Theranica aims to stretch FDA nod with study of neuromodulation device as preventive migraine treatment

Theranica aims to stretch FDA nod with study of neuromodulation device as preventive migraine treatment

Less than two years after the FDA cleared Theranica Bio-Electronics’ Nerivio neuromodulation armband as an acute migraine treatment in 2019, the company successfully lobbied the agency to expand its indication from adults only to all patients aged 12 and older with episodic or chronic migraine.

Like clockwork, with almost two more years having passed since the last update, Theranica is once again asking the FDA to expand the device’s approved usage. Its latest submission would position the wearable as a preventive migraine therapy in addition to its current use as an acute, on-demand treatment—making it a “much more important and impactful therapy,” according to CEO Alon Ironi.

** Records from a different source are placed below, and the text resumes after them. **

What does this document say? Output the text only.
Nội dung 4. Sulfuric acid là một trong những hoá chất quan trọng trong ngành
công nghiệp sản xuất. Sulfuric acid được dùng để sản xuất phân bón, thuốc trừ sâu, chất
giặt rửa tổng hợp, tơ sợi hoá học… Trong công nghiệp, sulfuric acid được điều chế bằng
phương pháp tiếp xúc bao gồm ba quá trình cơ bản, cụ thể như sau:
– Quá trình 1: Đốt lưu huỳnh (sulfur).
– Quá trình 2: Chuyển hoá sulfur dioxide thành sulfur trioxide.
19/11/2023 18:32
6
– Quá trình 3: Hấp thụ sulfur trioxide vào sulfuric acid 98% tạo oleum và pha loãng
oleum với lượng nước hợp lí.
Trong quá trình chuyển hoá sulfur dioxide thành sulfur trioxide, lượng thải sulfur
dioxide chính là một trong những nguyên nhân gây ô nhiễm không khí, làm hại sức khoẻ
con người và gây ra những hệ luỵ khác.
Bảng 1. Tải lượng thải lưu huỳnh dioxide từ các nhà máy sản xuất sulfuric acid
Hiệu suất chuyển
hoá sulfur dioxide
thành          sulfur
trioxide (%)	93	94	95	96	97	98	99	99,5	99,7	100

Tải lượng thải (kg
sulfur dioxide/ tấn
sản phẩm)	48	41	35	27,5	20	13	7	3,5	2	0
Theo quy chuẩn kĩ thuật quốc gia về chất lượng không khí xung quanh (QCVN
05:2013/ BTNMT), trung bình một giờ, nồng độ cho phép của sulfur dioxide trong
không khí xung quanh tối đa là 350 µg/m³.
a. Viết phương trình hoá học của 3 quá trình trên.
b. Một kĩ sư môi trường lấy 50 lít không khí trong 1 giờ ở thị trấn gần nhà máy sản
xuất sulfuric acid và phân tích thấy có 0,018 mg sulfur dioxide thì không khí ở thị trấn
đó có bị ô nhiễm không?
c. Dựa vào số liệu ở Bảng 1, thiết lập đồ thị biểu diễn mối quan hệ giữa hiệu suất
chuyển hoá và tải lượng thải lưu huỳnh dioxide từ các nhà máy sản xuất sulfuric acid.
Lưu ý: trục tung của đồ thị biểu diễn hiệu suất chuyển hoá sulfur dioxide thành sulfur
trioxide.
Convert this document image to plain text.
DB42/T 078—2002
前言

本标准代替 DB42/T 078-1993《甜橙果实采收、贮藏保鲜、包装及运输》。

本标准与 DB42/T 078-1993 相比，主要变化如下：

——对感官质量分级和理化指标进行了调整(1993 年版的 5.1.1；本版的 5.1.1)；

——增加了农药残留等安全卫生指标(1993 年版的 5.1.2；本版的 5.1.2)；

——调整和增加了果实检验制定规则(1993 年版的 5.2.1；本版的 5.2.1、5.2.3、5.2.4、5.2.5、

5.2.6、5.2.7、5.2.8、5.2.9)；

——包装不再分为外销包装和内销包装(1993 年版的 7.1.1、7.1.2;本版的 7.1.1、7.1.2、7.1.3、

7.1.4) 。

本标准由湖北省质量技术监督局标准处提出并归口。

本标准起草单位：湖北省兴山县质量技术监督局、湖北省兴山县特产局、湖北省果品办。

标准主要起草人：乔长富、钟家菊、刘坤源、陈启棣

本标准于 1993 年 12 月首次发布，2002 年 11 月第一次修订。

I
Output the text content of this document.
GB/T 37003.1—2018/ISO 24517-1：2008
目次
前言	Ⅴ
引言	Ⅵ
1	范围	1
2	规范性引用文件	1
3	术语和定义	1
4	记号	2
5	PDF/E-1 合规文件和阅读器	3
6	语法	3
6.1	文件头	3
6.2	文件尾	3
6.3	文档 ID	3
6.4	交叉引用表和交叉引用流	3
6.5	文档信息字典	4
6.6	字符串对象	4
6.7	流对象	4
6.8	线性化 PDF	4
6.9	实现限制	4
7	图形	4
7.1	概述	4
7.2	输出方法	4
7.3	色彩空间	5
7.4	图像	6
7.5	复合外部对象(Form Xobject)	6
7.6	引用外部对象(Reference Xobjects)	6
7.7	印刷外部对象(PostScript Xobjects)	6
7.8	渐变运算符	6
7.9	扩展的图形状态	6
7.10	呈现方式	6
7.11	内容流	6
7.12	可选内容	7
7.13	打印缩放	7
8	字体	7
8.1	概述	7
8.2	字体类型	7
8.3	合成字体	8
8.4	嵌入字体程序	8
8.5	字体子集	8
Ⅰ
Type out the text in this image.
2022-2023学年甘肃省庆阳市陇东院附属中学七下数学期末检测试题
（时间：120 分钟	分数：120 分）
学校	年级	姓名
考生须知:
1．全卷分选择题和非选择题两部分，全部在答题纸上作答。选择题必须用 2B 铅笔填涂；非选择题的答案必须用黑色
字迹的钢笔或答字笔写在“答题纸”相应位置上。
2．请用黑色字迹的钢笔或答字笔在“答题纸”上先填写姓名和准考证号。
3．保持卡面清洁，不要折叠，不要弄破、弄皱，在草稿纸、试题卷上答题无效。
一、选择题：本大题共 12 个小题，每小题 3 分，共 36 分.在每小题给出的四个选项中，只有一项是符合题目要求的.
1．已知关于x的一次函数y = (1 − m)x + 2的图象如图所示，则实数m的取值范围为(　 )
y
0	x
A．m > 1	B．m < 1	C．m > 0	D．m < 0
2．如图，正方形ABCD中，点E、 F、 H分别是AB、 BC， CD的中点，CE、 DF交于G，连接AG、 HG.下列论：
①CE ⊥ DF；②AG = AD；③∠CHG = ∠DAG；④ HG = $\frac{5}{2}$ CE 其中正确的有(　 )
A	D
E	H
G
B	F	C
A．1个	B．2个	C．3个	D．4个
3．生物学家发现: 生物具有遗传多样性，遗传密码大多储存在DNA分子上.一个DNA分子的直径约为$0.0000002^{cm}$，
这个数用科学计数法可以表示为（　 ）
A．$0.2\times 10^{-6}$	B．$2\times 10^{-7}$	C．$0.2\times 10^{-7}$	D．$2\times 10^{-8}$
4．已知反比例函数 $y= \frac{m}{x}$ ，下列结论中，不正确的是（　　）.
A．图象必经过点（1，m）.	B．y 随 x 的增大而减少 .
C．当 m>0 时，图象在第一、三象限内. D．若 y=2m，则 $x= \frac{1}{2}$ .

“That means, first of all, less dependency on pharmacological agents. It also means less burden, because if you only have one therapy that you have to adhere to, it’s fewer things to worry about,” Ironi said in an interview. “If you manage to get both significant reduction in your migraine episodes as well as to abort whatever episodes you do experience with the same therapy, that makes your life easier.”

The regulatory application is supported by promising results from a new study released Tuesday showing that regular use of the Nerivio system outperformed a placebo treatment in reducing the number of migraine days users experienced.

The study included about 250 people, including equal numbers of those with chronic and episodic migraine—a “very unique” approach compared to other migraine therapy studies, which typically focus on just one group at a time, Ironi noted. After undergoing a four-week observation period using their normal treatment regimens to establish a baseline, participants were assigned to use either the Nerivio device or a placebo every other day for another eight weeks—during which they could continue to use their existing therapies as usual.

By the end of the study period, the Nerivio users experienced an average reduction of four migraine days per month, compared to 1.3 fewer migraine days in the placebo group. Chronic migraine patients benefited slightly more from the neuromodulation treatment than those with episodic cases: The groups registered reductions of 4.7 days and 3.2 days, respectively.

Though the reduction was slightly less dramatic for the 40% of participants who were already using some sort of migraine treatment—including prescribed oral medications, CGRP monoclonal antibody injections and Botox injections—it was still present. Adding Nerivio to their regimens cut monthly migraine days by an average of 3.5 days, compared to 1.5 fewer days for their placebo counterparts. Those results were an unexpected boon for the technology, according to Ironi, who said, “We were actually surprised that it worked so well even in patients who used other medications.”

Ironi said Theranica has already submitted the trial results to the FDA for consideration through the 510(k) pathway, after the device was initially cleared through a de novo request. The company is expecting the indication expansion to arrive within “a matter of months.”

Beyond this expansion effort, Theranica is planning additional extensions of its work along “several axes,” Ironi said. For one, it’ll continue to study the use of Nerivio as a migraine treatment, with one currently ongoing study focusing on pregnant participants and another in the works that will follow users for a longer period of time after the device secures its preventive FDA nod.

Meanwhile, the company is also working with “a couple of international pharma companies” to bring its technology to other countries outside of the U.S.—where it initially focused “because the U.S. market is about 50% of the world migraine market in terms of dollars, and there’s only one regulatory body, the FDA, which ‘controls’ a population of 330 million people,” per Ironi.

Finally, Theranica is studying the possibility of expanding Nerivio beyond migraine, starting with fibromyalgia.

“Fibromyalgia is not as prevalent as migraine, but it’s disabling and debilitating almost in the same way as migraine, and our impression from talking to physicians and patients is that the unmet need for good therapies might be even larger than in migraine,” Ironi said.

“Based on the mechanism of action of Nerivio and the technology we’re using, we think that there’s a very good basis to believe that this technology—maybe with some modifications that we’re implementing—is going to be quite effective for fibromyalgia,” he added.